This will be the last post for 2013! We’re in the process of exploring organizational change by first looking at the deep changes that we must make in ourselves. This is NOT an easy journey. We’re in Chapter 8 of Robert E. Quinn’s Deep Change: Discovering the Leader Within and we are ending this year with a bang as we talk about the challenges that we will come up against if we truly desire to change ourselves. Remember, in order to change ourselves, we have to know ourselves and recognize what it is that we want to change. And so while we are getting to know ourselves, we may not like what we see. When we don’t like what we see, we start making excuses. The most likely excuses are:
- I was never taught to be anything different. This is just who I am. I’m still a good leader.
- The organization is in such chaos, I had to become like this in order to just survive here!
- Nobody ever told me that this was not the right way to be. If I was supposed to be more (compassionate, forgiving, assertive, etc.) my boss should have told me.
- I have to be like this. If I’m not aggressive, no one will listen to me!
- I work really, REALLY hard and no one gives me any credit for what I do. I’m entitled to be like this for all I do for this place!
- I don’t get paid enough to work this hard at change. If I were paid more, then I might consider making these kinds of changes you are suggesting.
- I don’t REALLY need to change anything right away. I’ve been a very effective leader for many years. A couple tweaks here or there is not going to make that much difference.
Do any of these excuses look familiar? Maybe you have others that you would like to add to this list? Recognize that these are the traps that are holding you back! If you do not face these excuses head on and plow through them, you will never experience the delights of deep change. And if you do not start by changing yourself, then changing your organization will be IMPOSSIBLE. Organizational change begins by changing ourselves.

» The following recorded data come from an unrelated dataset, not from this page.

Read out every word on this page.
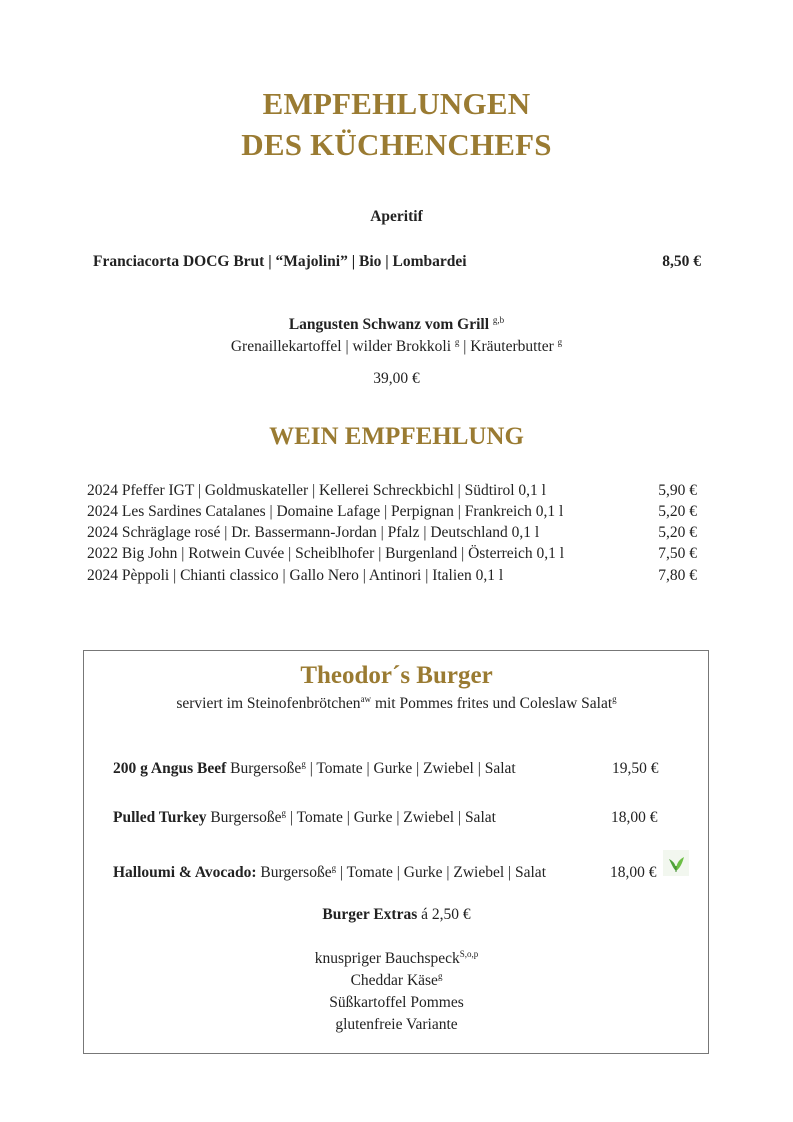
EMPFEHLUNGEN
DES KÜCHENCHEFS
Aperitif
Franciacorta DOCG Brut | “Majolini” | Bio | Lombardei	8,50 €
Langusten Schwanz vom Grill $^{g,b}$
Grenaillekartoffel | wilder Brokkoli $^g$ | Kräuterbutter $^g$
39,00 €
WEIN EMPFEHLUNG
2024 Pfeffer IGT | Goldmuskateller | Kellerei Schreckbichl | Südtirol 0,1 l	5,90 €
2024 Les Sardines Catalanes | Domaine Lafage | Perpignan | Frankreich 0,1 l	5,20 €
2024 Schräglage rosé | Dr. Bassermann-Jordan | Pfalz | Deutschland 0,1 l	5,20 €
2022 Big John | Rotwein Cuvée | Scheiblhofer | Burgenland | Österreich 0,1 l	7,50 €
2024 Pèppoli | Chianti classico | Gallo Nero | Antinori | Italien 0,1 l	7,80 €
Theodor´s Burger
serviert im Steinofenbrötchen$^{aw}$ mit Pommes frites und Coleslaw Salat$^g$
200 g Angus Beef Burgersoße$^g$ | Tomate | Gurke | Zwiebel | Salat	19,50 €
Pulled Turkey Burgersoße$^g$ | Tomate | Gurke | Zwiebel | Salat	18,00 €
Halloumi & Avocado: Burgersoße$^g$ | Tomate | Gurke | Zwiebel | Salat	18,00 €
Burger Extras á 2,50 €
knuspriger Bauchspeck$^{S,o,p}$
Cheddar Käse$^g$
Süßkartoffel Pommes
glutenfreie Variante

“Ultimately, deep change, whether at the personal or the organizational level, is a spiritual process. Loss of alignment occurs when, for whatever reason, we begin to pursue the wrong end. This process begins innocently enough. In pursuing some justifiable end, we make a trade-off of some kind. We know it is wrong, but we rationalize our choice. We use the end to justify the means. As time passes, something inside us starts to wither. We are forced to live at the cognition level, the rational, goal-seeking level. We lose our vitality and begin to work from sheer discipline. Our energy is not naturally replenished, and we experience no joy in what we do. We are experiencing slow death” (Quinn, 1996, p. 78).
So now let’s go back and review a few points that Quinn made. Quinn states that change is a spiritual process… Do you believe that? If you do not think change is a spiritual process, why do you feel that way? Maybe if we explored the definition of spirituality, you may begin to feel differently. Spirituality can be defined as the search for something that transcends yourself- something bigger and more powerful than you are. So with that thought in mind, can you see how changing ourselves is a spiritual process? And remember chapter 4 in which we discussed the need for alignment? This process of letting go of pieces of ourselves will help us to get in alignment with what is right and help us to transcend our current reality.
What are the “wrong ends” that Quinn refers to? Think about the things that we do and say every day and consider the reasons why we are doing them and this will help you to identify the wrong ends… (Here are the thoughts behind the actions)
- If I just ignore her, maybe she will get the hint that I am angry at her.
- I’m not going to involve my managers in the hiring decision, because I’m the ultimate decision maker. I want them to know that I’m the boss around here and what I say goes!
- I’ll just send him an email rather than dealing with him face to face. It’ll be easier in the long run.
- I know she said she didn’t want it done this way. But I know I’m right. I’ll ask forgiveness later.
What are the intentions behind these actions? These individuals are allowing the means to justify the ends. If the intention is not pure and focused in the right direction, then the wrong ends are being pursued and this will ultimately lead to the slow death that Quinn refers to. Start spending time with yourself and determining what your intentions are. Are you pursuing the wrong ends? What will you change about yourself in order to change your course of direction? Organizational change all starts with YOU!